Deutschland plant Aufnahme von minderjährigen Migranten

Die Migrantenlager auf den griechischen Ägäis-Inseln sind schon heute überfüllt und unhygienisch. Was, wenn sich dort das Coronavirus verbreitet? Deutschland und andere Staaten wollen nun zumindest Kinder, die ohne Familie unterwegs sind, davor bewahren.

Berlin (dpa) - Deutschland will in der kommenden Woche 50 unbegleitete Minderjährige aus den Flüchtlingslagern auf den griechischen Inseln aufnehmen.

Wie die Deutsche Presse-Agentur am Dienstag in Berlin erfuhr, hat die Landesregierung in Hannover zugesagt, dass sie ihre Corona-Quarantäne von zwei Wochen in Niedersachsen verbringen können. Anschließend sollen sie auf mehrere Bundesländer verteilt werden. Deutschland will dem Vernehmen nach gemeinsam mit Luxemburg, das die kurzfristige Aufnahme von 12 Kindern und Jugendlichen zugesagt hat, einen Charterflug organisieren.

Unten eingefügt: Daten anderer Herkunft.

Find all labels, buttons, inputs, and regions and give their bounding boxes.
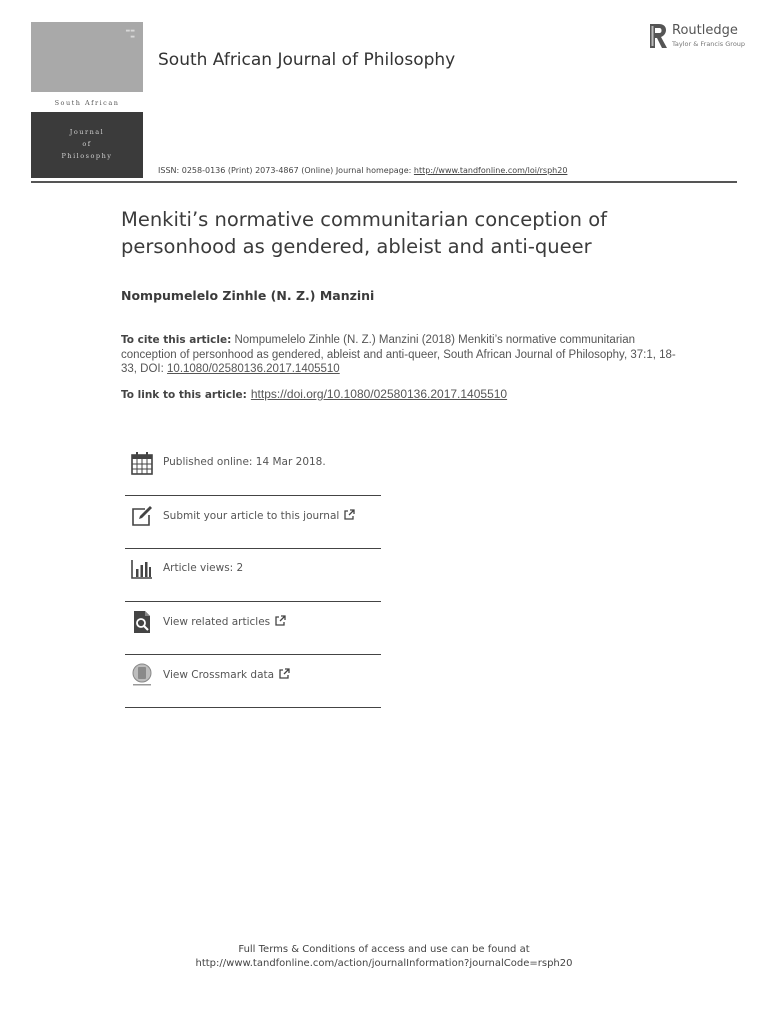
cover-top-label: South African <box>31 92 143 112</box>
issn-text: ISSN: 0258-0136 (Print) 2073-4867 (Online) Journal homepage: <box>158 166 414 175</box>
footer-line-1: Full Terms & Conditions of access and use can be found at <box>238 944 530 955</box>
related-articles-text: View related articles <box>163 616 271 628</box>
doi-link[interactable]: 10.1080/02580136.2017.1405510 <box>167 363 340 375</box>
submit-article-link[interactable] <box>163 509 355 522</box>
journal-cover <box>31 22 143 178</box>
article-authors: Nompumelelo Zinhle (N. Z.) Manzini <box>121 288 375 303</box>
publisher-logo[interactable] <box>648 22 744 52</box>
article-title: Menkiti’s normative communitarian conception of personhood as gendered, ableist and anti-queer <box>121 208 607 258</box>
edit-icon <box>131 504 153 528</box>
article-link-line <box>121 387 507 401</box>
cover-title-block <box>31 112 143 178</box>
routledge-r-icon <box>648 22 668 50</box>
external-link-icon <box>279 668 290 679</box>
article-url-link[interactable]: https://doi.org/10.1080/02580136.2017.1405510 <box>250 387 508 401</box>
cover-line: Journal <box>69 128 105 136</box>
search-document-icon <box>131 610 153 634</box>
cover-line: Philosophy <box>61 152 113 160</box>
link-label: To link to this article: <box>121 389 247 401</box>
article-views-text: Article views: 2 <box>163 562 244 574</box>
related-articles-row[interactable] <box>125 602 381 655</box>
terms-link[interactable]: http://www.tandfonline.com/action/journalInformation?journalCode=rsph20 <box>195 958 573 969</box>
journal-homepage-link[interactable]: http://www.tandfonline.com/loi/rsph20 <box>413 166 568 175</box>
crossmark-row[interactable] <box>125 655 381 708</box>
published-online-row <box>125 443 381 496</box>
submit-article-text: Submit your article to this journal <box>163 510 340 522</box>
cover-decoration: ▬▬ ▬ <box>125 28 135 40</box>
cover-line: of <box>82 140 92 148</box>
header-divider <box>31 181 737 183</box>
crossmark-icon <box>131 663 153 687</box>
related-articles-link[interactable] <box>163 615 286 628</box>
bar-chart-icon <box>131 557 153 581</box>
issn-line <box>158 166 567 175</box>
article-views-row <box>125 549 381 602</box>
citation <box>121 333 681 377</box>
cite-text: Nompumelelo Zinhle (N. Z.) Manzini (2018) Menkiti’s normative communitarian conception of personhood as gendered, ableist and anti-queer, South African Journal of Philosophy, 37:1, 18-33, DOI: <box>121 334 676 375</box>
crossmark-link[interactable] <box>163 668 290 681</box>
journal-title: South African Journal of Philosophy <box>158 50 456 70</box>
external-link-icon <box>344 509 355 520</box>
submit-article-row[interactable] <box>125 496 381 549</box>
calendar-icon <box>131 451 153 475</box>
external-link-icon <box>275 615 286 626</box>
crossmark-text: View Crossmark data <box>163 669 275 681</box>
cite-label: To cite this article: <box>121 334 232 346</box>
cover-image-area <box>31 22 143 92</box>
publisher-name: Routledge <box>672 23 738 38</box>
published-online-text: Published online: 14 Mar 2018. <box>163 456 326 468</box>
terms-footer <box>0 943 768 971</box>
article-info-list <box>125 443 381 708</box>
publisher-subtitle: Taylor & Francis Group <box>672 40 746 48</box>
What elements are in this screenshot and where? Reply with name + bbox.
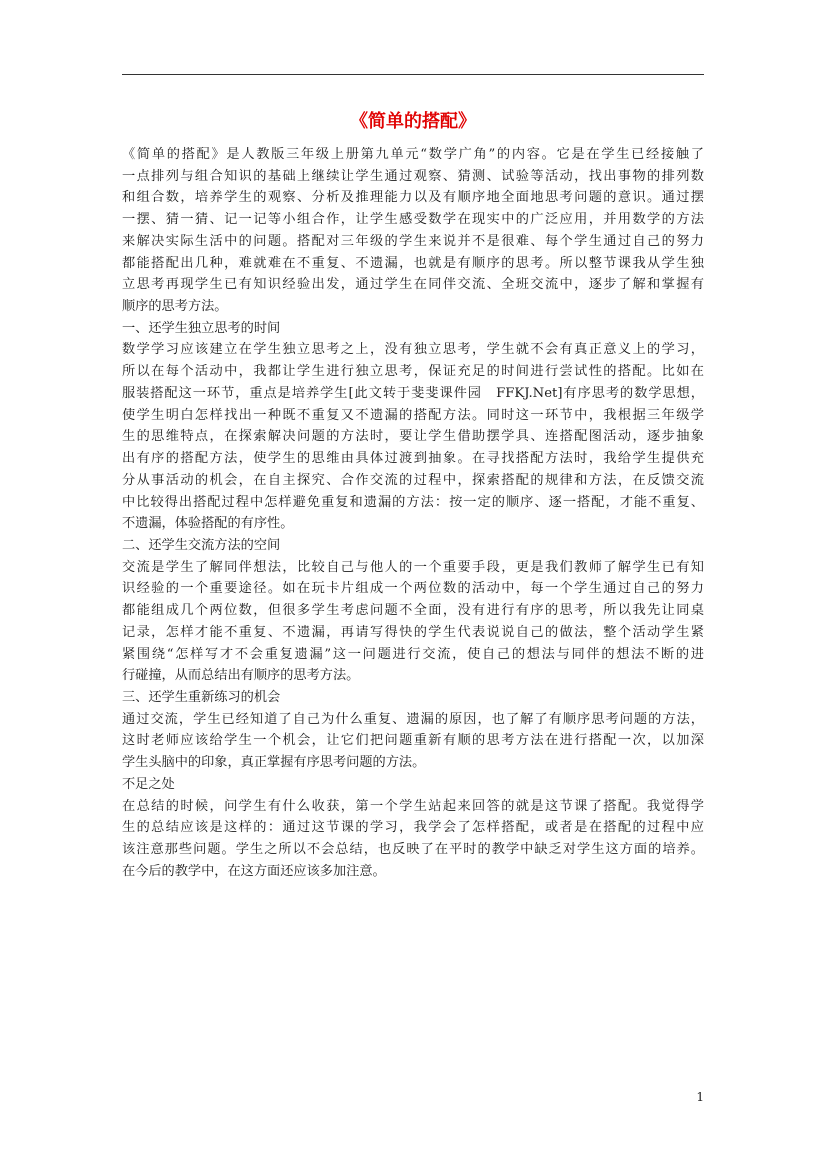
text-line: 分从事活动的机会，在自主探究、合作交流的过程中，探索搭配的规律和方法，在反馈交流 (122, 472, 704, 488)
text-line: 通过交流，学生已经知道了自己为什么重复、遗漏的原因，也了解了有顺序思考问题的方法， (122, 711, 704, 727)
document-title: 《简单的搭配》 (350, 111, 476, 132)
text-line: 记录，怎样才能不重复、不遗漏，再请写得快的学生代表说说自己的做法，整个活动学生紧 (122, 624, 704, 640)
text-line: 立思考再现学生已有知识经验出发，通过学生在同伴交流、全班交流中，逐步了解和掌握有 (122, 277, 704, 293)
text-line: 该注意那些问题。学生之所以不会总结，也反映了在平时的教学中缺乏对学生这方面的培养。 (122, 842, 704, 857)
text-line: 出有序的搭配方法，使学生的思维由具体过渡到抽象。在寻找搭配方法时，我给学生提供充 (122, 451, 704, 467)
header-rule (122, 74, 704, 75)
text-line: 都能搭配出几种，难就难在不重复、不遗漏，也就是有顺序的思考。所以整节课我从学生独 (122, 255, 704, 271)
text-line: 不遗漏，体验搭配的有序性。 (122, 516, 294, 532)
text-line: 紧围绕“怎样写才不会重复遗漏”这一问题进行交流，使自己的想法与同伴的想法不断的进 (122, 646, 704, 662)
text-line: 二、还学生交流方法的空间 (122, 537, 281, 553)
text-line: 和组合数，培养学生的观察、分析及推理能力以及有顺序地全面地思考问题的意识。通过摆 (122, 190, 704, 206)
text-line: 都能组成几个两位数，但很多学生考虑问题不全面，没有进行有序的思考，所以我先让同桌 (122, 603, 704, 619)
text-line: 一、还学生独立思考的时间 (122, 320, 281, 336)
text-line: 一点排列与组合知识的基础上继续让学生通过观察、猜测、试验等活动，找出事物的排列数 (122, 168, 704, 184)
text-line: 不足之处 (122, 776, 175, 792)
text-line: 生的总结应该是这样的：通过这节课的学习，我学会了怎样搭配，或者是在搭配的过程中应 (122, 820, 704, 836)
text-line: 在总结的时候，问学生有什么收获，第一个学生站起来回答的就是这节课了搭配。我觉得学 (122, 798, 704, 814)
text-line: 学生头脑中的印象，真正掌握有序思考问题的方法。 (122, 755, 426, 771)
text-line: 生的思维特点，在探索解决问题的方法时，要让学生借助摆学具、连搭配图活动，逐步抽象 (122, 429, 704, 445)
text-line: 三、还学生重新练习的机会 (122, 689, 281, 705)
text-line: 交流是学生了解同伴想法，比较自己与他人的一个重要手段，更是我们教师了解学生已有知 (122, 559, 704, 575)
text-line: 中比较得出搭配过程中怎样避免重复和遗漏的方法：按一定的顺序、逐一搭配，才能不重复、 (122, 494, 704, 510)
text-line: 顺序的思考方法。 (122, 299, 228, 315)
text-line: 使学生明白怎样找出一种既不重复又不遗漏的搭配方法。同时这一环节中，我根据三年级学 (122, 407, 704, 423)
text-line: 来解决实际生活中的问题。搭配对三年级的学生来说并不是很难、每个学生通过自己的努力 (122, 233, 704, 249)
text-line: 识经验的一个重要途径。如在玩卡片组成一个两位数的活动中，每一个学生通过自己的努力 (122, 581, 704, 597)
text-line: 在今后的教学中，在这方面还应该多加注意。 (122, 863, 386, 879)
text-line: 服装搭配这一环节，重点是培养学生[此文转于斐斐课件园 FFKJ.Net]有序思考的数学思想， (122, 385, 704, 401)
text-line: 一摆、猜一猜、记一记等小组合作，让学生感受数学在现实中的广泛应用，并用数学的方法 (122, 212, 704, 228)
text-line: 这时老师应该给学生一个机会，让它们把问题重新有顺的思考方法在进行搭配一次，以加深 (122, 733, 704, 749)
page-number: 1 (696, 1090, 704, 1104)
document-body (122, 144, 704, 882)
text-line: 所以在每个活动中，我都让学生进行独立思考，保证充足的时间进行尝试性的搭配。比如在 (122, 364, 704, 380)
text-line: 数学学习应该建立在学生独立思考之上，没有独立思考，学生就不会有真正意义上的学习， (122, 342, 704, 358)
text-line: 行碰撞，从而总结出有顺序的思考方法。 (122, 668, 360, 684)
text-line: 《简单的搭配》是人教版三年级上册第九单元“数学广角”的内容。它是在学生已经接触了 (122, 147, 704, 162)
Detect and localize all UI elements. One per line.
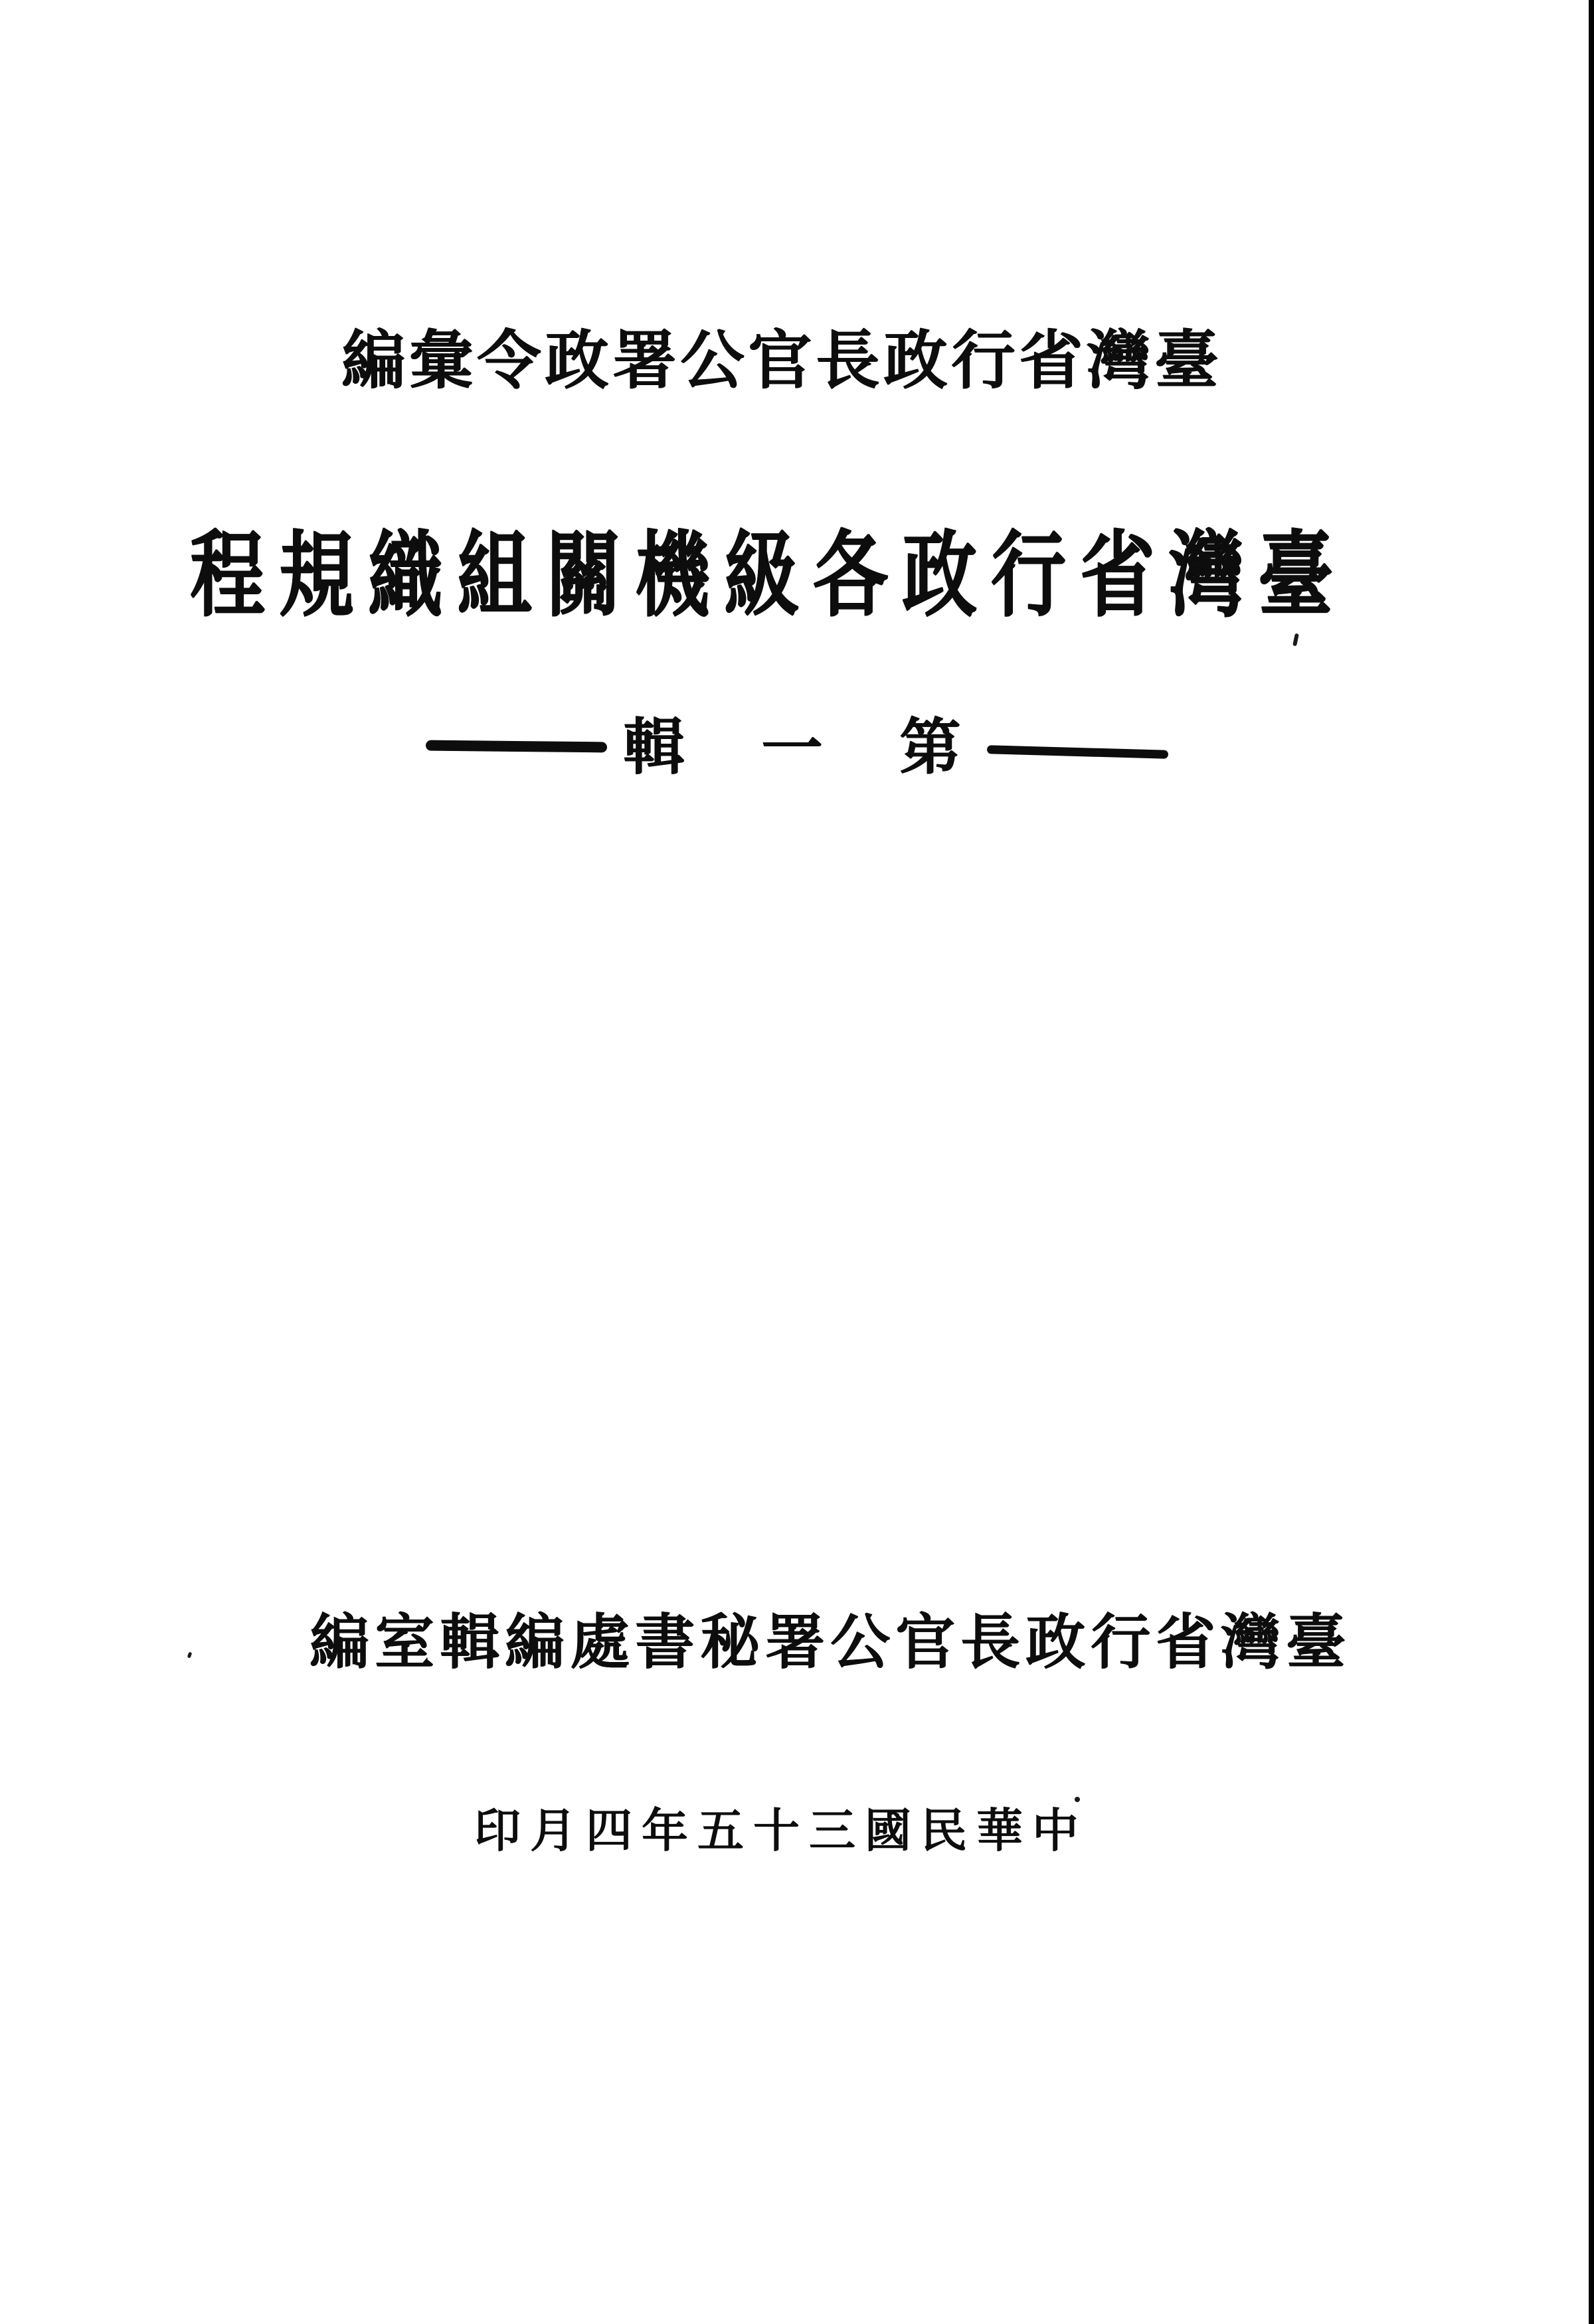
volume-char-2: 一 bbox=[761, 715, 823, 783]
scan-speckle bbox=[187, 1651, 193, 1658]
imprint-date-line: 印月四年五十三國民華中 bbox=[474, 1806, 1088, 1857]
volume-char-1: 輯 bbox=[623, 714, 685, 782]
scan-edge-artifact bbox=[1589, 0, 1594, 2324]
book-title: 程規織組關機級各政行省灣臺 bbox=[190, 525, 1347, 628]
scan-speckle bbox=[1292, 633, 1299, 647]
volume-rule-right bbox=[987, 745, 1168, 759]
volume-rule-left bbox=[426, 740, 607, 753]
volume-char-3: 第 bbox=[899, 714, 961, 782]
editor-line: 編室輯編處書秘署公官長政行省灣臺 bbox=[310, 1610, 1351, 1676]
series-title-line: 編彙令政署公官長政行省灣臺 bbox=[341, 325, 1222, 396]
scan-speckle bbox=[1075, 1797, 1080, 1802]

Das Bundeskabinett solle die Aufnahme an diesem Mittwoch beschließen, teilte das Innenministerium am Dienstagabend mit. Darauf habe sich Minister Horst Seehofer (CSU) mit Vertretern der Fraktionen von Union und SPD im Bundestag verständigt.

Die Situation in den völlig überfüllten Flüchtlingslagern auf den griechischen Ägäis-Inseln ist ohnehin dramatisch. Ein Ausbruch von Covid-19-Erkrankungen könnte dort angesichts katastrophaler hygienischer Zustände verheerende Folgen haben, so die Befürchtung.

Deutschland will in nächster Zeit noch mehr Minderjährige aus Griechenland aufnehmen. Der Koalitionsausschuss von Union und SPD hatte im März beschlossen, im Rahmen der EU-Partner Griechenland einen Anteil von insgesamt etwa 1000 bis 1500 Kindern nach Deutschland zu holen und zu betreuen. Es handelt sich laut dem Koalitionsbeschluss um Kinder, die schwer erkrankt oder unbegleitet und jünger als 14 Jahre sind.

Laut Innenministerium haben sich inzwischen insgesamt zehn EU-Staaten zur Aufnahme minderjähriger Flüchtlinge von den Inseln bereit erklärt. Das sind demnach neben Deutschland noch Frankreich, Luxemburg, Portugal, Irland, Finnland, Kroatien, Litauen, Belgien und Bulgarien. Die EU-Kommission bemüht sich um die Umsetzung, also etwa die Auswahl der Kinder und die Buchung von Flügen.

"Wegen der innerstaatlichen Herausforderungen im Umgang mit der Corona-Pandemie kommt es in einigen Ländern derzeit nachvollziehbar zu Verzögerungen", schreibt das Innenministerium. "Deutschland hat jedoch die klare Erwartungshaltung, dass die Zusage dieser Länder eingehalten wird."